Seu primeiro gol, que colocou a Eslováquia no placar, não foi um gol alto de um ângulo ruim, como o que ele marcou contra a Suécia nas últimas Olimpíadas. Foi uma investida a todo vapor na rede, que começou com um posicionamento forte para interceptar o disco e terminou com equilíbrio e paciência condicionados a 262 jogos da experiência da NHL.
Com a Eslováquia vencendo por 2 a 1 e no energy play aos 51 minutos de jogo, o senso de hóquei desenvolvido de Slafkovsky fez com que ele recebesse o disco no topo do ponto antes de aproveitar o espaço que lhe foi concedido para se posicionar melhor e liberar a beleza da barra para baixo que derrotou Juuse Saros.
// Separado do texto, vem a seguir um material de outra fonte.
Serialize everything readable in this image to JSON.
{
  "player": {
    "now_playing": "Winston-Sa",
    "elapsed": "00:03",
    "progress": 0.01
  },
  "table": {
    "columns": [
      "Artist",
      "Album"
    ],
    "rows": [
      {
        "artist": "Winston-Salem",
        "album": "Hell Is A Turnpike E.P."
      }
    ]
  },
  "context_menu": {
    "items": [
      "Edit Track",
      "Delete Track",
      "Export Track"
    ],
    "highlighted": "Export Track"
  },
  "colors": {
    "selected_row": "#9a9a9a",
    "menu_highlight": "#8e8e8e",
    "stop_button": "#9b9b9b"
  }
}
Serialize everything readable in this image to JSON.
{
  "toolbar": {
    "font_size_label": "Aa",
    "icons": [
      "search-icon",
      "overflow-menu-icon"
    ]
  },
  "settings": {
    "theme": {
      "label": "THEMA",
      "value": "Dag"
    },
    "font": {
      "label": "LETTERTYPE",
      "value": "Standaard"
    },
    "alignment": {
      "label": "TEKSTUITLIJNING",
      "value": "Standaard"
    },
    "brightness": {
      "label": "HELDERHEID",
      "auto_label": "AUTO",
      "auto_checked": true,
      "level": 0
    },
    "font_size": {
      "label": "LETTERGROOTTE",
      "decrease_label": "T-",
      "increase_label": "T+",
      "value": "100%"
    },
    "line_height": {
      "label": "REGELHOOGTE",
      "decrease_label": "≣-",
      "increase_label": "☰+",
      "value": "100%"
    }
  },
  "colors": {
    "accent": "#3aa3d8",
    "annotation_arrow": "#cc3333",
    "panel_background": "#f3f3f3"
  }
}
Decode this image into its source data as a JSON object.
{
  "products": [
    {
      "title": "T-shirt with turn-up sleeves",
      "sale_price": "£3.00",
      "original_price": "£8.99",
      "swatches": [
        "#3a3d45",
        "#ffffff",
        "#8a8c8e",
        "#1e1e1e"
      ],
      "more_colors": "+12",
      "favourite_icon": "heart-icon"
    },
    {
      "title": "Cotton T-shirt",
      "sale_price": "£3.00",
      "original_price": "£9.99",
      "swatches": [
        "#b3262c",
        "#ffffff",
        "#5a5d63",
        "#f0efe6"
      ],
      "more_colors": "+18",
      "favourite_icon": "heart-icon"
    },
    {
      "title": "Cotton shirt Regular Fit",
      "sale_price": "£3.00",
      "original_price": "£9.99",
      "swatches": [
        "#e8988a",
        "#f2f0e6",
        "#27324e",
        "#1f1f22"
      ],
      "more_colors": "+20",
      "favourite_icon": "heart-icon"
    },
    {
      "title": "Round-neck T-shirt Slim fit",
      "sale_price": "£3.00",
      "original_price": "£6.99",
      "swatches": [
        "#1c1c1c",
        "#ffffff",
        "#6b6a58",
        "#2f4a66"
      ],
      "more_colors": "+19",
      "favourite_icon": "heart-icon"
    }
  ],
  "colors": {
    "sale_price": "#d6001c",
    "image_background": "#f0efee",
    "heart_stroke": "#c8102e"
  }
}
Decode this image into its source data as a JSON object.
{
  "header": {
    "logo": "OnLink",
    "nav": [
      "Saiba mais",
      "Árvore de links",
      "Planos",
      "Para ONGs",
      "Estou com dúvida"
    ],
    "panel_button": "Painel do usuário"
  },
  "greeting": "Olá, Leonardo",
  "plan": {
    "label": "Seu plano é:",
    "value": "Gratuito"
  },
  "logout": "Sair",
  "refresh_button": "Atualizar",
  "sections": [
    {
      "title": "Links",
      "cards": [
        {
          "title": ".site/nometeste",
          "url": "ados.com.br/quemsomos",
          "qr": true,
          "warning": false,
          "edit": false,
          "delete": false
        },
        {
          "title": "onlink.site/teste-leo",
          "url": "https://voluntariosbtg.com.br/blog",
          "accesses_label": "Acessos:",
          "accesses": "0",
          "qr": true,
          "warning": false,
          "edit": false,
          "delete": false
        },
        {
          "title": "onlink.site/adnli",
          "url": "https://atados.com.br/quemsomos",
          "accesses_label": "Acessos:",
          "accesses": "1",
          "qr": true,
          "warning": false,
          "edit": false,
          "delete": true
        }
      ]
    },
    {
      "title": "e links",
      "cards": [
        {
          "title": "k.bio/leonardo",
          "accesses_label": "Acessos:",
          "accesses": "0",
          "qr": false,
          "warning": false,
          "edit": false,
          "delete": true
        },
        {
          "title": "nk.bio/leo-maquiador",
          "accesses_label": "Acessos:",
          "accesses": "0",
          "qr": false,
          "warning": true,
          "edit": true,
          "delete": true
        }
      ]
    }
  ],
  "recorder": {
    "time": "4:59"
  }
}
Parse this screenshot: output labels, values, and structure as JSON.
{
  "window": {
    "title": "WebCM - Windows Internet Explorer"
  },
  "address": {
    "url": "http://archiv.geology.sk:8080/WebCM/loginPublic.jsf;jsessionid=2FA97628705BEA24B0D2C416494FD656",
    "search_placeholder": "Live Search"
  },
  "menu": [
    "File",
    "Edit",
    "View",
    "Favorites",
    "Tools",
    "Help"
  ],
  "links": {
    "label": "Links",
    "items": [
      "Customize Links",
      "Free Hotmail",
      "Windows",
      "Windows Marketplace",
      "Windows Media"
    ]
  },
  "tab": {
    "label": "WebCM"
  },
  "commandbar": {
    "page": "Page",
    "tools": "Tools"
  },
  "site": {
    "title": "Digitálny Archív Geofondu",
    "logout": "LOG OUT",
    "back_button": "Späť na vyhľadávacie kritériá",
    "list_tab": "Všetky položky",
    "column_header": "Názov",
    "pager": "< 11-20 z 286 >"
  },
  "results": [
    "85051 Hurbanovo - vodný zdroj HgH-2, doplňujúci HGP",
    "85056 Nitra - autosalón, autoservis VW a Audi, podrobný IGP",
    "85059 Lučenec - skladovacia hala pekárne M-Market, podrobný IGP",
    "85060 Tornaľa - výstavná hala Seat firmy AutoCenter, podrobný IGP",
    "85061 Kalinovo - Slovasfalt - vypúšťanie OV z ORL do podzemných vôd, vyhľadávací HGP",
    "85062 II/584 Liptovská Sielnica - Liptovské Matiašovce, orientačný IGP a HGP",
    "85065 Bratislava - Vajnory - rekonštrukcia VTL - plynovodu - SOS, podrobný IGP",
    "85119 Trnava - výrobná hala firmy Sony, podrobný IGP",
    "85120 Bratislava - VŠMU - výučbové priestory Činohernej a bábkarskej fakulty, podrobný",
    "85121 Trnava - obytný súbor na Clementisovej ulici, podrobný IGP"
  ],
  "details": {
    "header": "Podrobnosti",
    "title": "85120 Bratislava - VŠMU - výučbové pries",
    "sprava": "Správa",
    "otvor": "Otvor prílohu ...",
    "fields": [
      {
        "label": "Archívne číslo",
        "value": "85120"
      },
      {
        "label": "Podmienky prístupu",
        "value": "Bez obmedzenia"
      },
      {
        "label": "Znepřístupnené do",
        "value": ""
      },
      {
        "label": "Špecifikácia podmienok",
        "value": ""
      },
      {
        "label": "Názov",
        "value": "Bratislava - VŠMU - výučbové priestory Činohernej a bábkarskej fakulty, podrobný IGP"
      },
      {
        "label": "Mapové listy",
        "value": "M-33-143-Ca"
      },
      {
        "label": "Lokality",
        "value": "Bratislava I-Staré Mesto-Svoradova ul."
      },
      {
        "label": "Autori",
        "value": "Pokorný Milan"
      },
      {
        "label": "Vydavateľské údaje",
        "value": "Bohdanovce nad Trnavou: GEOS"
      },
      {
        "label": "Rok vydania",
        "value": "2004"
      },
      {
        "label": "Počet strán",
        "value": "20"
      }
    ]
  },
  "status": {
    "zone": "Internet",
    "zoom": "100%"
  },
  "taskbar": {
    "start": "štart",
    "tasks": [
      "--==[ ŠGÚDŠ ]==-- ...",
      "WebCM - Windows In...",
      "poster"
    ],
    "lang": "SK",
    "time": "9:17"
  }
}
E ele terminou o jogo usando sua força bruta para abrir caminho até o gelo e chutar um passe para o companheiro de linha Adam Ruzicka para o gol vazio que fez o 4-1.
Essas foram apenas as jogadas de pontuação.
Todos os pequeninos que Slafkovsky fez destacaram até que ponto ele estava preparado para ser o jogador que seu time precisava que ele fosse.
O ala de 1,80 metro e 90 quilos juntou quatro deles em seu último turno do primeiro período, lutando contra a pressão obstinada de Artturi Lehkonen na zona neutra para preparar o desempate de Ruzicka antes de voar na frente para forçar Miro Heiskanen a cometer uma reviravolta. Slafkovsky continuou a sequência postando em Heiskanen para desviar um chute para Saros, e finalizou com um golpe em Esa Lindell no caminho de volta ao banco.
Tudo o que Slafkovsky fez durante o resto do jogo demonstrou um nível de maturidade que poucos jovens de 21 anos possuem. Ele jogou grande e forte ao longo de 20h07 e manteve seus turnos em uma média de 46 segundos. Embora tenha sido impressionante vê-lo registrar quatro chutes e terminar com três pontos e uma classificação de mais-2 contra os formidáveis finlandeses, nada foi tão impressionante quanto vê-lo marcar em ambas as pontas para levar os eslovacos a uma vitória improvável.
Foi facilitado pelo desempenho brilhante do goleiro da AHL, Samuel Hlavaj, com 38 defesas, mas cimentado pelo domínio e liderança de Slafkovsky.
Ele period o jogador que os eslovacos esperavam que ele fosse, e o jogador que disse que seria desta vez.
“Eu period apenas uma criança quando fui lá pela primeira vez e, honestamente, três dos gols marcados foram apenas chutes de sorte”, disse o nativo de Kosice na véspera da seleção da Eslováquia ser nomeada.
“Sou um jogador mais completo”, disse Slafkovsky. “Sinto que exijo mais o disco dos outros caras e me sinto mais confortável com meus toques e capacidade de criar algo, chutar e fazer gols. Só quero dirigir e brincar mais com o disco, e esse jogo combina comigo.”
É o jogo que Slafkovsky disputou durante toda a temporada pelo Montreal Canadiens. O jogo que lhe rendeu 21 gols e 45 pontos em 57 partidas da NHL.
Ver Slafkovsky trazê-lo para a Itália e afirmá-lo imediatamente sobre um adversário de tamanha qualidade period saber que ele não seria destronado sem luta.